- Church: Roman Catholic Church
- Diocese: Latacunga
- Appointed: 18 June 1990
- Term ended: 19 February 2003
- Predecessor: José Mario Ruiz Navas
- Successor: Víctor Naranjo Tovar

Orders
- Ordination: 29 June 1951
- Consecration: 29 April 1973 by Vicente Cisneros Durán

Personal details
- Born: Raúl Holguer López Mayorga 24 August 1926 (age 99) Mocha, Tungurahua Province, Ecuador

= Raúl López Mayorga =

Equadorian Roman Catholic bishop (born 1926)

Raúl Holguer López Mayorga (born 24 August 1926) is an Ecuadorian Roman Catholic prelate who served as the bishop of Latacunga from 1990 to 2003. He previously served as Auxiliary Bishop, Coadjutor Bishop and Bishop of Guaranda.

==Early life and priesthood==

Raúl Holguer López Mayorga was born on 24 August 1926 in Mocha, in Ecuador’s Tungurahua Province. He was ordained a priest on 29 June 1951.

==Episcopal ministry==

López Mayorga was appointed Titular Bishop of Casae in Numidia and Auxiliary Bishop of Guaranda on 30 March 1973 and received episcopal consecration on 29 April 1973, with Bishop Vicente Cisneros Durán as principal consecrator. He later served as Coadjutor Bishop of Guaranda, succeeding as Bishop of Guaranda in 1980.

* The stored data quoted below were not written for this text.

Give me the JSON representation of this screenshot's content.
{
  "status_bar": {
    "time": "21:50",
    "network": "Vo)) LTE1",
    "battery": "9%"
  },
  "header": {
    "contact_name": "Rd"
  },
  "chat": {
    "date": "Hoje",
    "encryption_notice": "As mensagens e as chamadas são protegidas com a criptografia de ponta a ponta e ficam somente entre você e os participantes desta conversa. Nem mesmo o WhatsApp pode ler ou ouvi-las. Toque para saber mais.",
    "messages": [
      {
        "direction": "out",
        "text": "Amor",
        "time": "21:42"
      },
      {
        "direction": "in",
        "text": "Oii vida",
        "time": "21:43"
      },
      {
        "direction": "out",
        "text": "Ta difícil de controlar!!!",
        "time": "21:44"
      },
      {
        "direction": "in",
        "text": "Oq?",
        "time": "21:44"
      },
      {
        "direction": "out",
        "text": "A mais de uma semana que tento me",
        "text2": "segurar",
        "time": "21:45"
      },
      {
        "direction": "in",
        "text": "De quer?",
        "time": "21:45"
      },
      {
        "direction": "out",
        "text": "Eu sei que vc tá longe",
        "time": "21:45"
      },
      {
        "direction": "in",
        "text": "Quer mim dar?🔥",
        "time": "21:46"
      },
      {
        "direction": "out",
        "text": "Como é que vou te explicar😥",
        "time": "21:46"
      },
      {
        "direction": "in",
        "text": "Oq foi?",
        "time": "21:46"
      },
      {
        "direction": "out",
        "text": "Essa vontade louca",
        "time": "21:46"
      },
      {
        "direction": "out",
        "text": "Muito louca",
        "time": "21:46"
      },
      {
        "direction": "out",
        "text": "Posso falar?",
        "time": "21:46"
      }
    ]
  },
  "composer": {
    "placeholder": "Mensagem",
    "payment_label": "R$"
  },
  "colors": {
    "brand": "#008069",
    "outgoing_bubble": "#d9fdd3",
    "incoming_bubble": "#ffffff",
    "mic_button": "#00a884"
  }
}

In June 1990, López Mayorga was appointed Bishop of Latacunga, where he led the diocese for more than a decade.

==Retirement==

On 19 February 2003, Pope John Paul II accepted López Mayorga’s resignation from the pastoral governance of the Diocese of Latacunga in accordance with canon law and appointed his successor, Víctor Naranjo Tovar.